9.4. How long are those cookies stored on your device
The storage period may depend on cookies type, but it is no longer than necessary to achieve their purpose and will be automatically removed from your system thereafter. For example, session cookies expire at the end of the session (when you close the page or browser window).
9.5. Who else has access to the information contained in the cookies
Personal data collected through cookies placed on your device may be transmitted to and accessed by the Company or the third parties referred to in Section 5 hereof.
The use of personal data outside of the Service may be subject to separate policies available on the above third parties’ websites.
9.6. How you could manage the cookies
What happens at first time?
The first time that you use the Service, your approval for the use of the cookies may be requested. In this case, technical cookies are installed automatically when the page is loaded, unless otherwise specified in the browser settings.
How to change my choice?
If after you have approved the use of cookies you want to make another choice, you can do this by deleting the cookies stored by your browser (usually via the options in your browser’s Privacy menu – please refer to your browser’s manual or developer’s website). The popup requesting your approval may then show up again and you can make a different choice.

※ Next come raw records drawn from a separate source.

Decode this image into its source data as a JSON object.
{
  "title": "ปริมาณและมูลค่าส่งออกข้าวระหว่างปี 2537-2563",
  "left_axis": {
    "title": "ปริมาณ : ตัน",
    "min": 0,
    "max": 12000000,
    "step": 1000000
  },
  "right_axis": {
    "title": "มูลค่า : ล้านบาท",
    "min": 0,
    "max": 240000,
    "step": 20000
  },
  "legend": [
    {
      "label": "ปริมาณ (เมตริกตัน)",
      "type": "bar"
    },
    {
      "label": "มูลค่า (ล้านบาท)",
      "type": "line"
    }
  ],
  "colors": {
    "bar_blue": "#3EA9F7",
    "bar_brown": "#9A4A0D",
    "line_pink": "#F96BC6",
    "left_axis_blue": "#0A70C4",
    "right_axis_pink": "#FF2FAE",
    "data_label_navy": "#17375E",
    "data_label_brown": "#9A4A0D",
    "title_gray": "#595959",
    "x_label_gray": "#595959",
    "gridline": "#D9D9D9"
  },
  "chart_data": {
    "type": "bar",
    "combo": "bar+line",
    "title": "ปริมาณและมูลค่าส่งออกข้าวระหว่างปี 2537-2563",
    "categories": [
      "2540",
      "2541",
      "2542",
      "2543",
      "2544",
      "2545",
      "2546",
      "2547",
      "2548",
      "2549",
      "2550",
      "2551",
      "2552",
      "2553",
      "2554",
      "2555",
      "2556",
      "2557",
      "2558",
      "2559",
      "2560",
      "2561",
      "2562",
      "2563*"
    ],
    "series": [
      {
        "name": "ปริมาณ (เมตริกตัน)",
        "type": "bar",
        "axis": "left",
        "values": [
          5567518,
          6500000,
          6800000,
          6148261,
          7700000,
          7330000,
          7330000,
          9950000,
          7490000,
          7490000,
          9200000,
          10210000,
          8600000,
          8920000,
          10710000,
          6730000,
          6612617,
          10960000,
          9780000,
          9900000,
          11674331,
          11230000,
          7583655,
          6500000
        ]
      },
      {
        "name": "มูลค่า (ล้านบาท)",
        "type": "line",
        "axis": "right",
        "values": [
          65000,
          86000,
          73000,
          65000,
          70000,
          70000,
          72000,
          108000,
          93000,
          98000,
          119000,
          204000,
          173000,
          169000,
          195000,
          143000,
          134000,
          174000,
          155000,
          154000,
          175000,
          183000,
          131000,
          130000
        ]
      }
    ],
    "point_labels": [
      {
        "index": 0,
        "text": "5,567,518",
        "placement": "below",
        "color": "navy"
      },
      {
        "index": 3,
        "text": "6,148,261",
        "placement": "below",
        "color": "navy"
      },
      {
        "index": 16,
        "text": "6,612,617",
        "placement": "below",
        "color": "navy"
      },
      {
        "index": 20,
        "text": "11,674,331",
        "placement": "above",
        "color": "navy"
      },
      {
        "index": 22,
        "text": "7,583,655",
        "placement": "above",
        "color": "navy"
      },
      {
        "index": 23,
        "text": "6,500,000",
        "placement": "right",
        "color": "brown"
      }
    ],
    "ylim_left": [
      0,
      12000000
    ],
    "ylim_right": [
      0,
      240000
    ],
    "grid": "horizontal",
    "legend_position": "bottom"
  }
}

What if I do not want to give my consent?
If you do not consent to the use of cookies, certain features of the Service might become unavailable, which may affect your browsing experience.
Can I manage cookies in my browser?
You may also set up your browser preferences to accept or decline by default all cookies or cookies from specific websites.
10. How we update this Policy
This Policy may be amended from time to time.
The Company shall be entitled to make such amendments at its own discretion, including, without limitation, to reflect changes in applicable legislation or functionalities of the Service.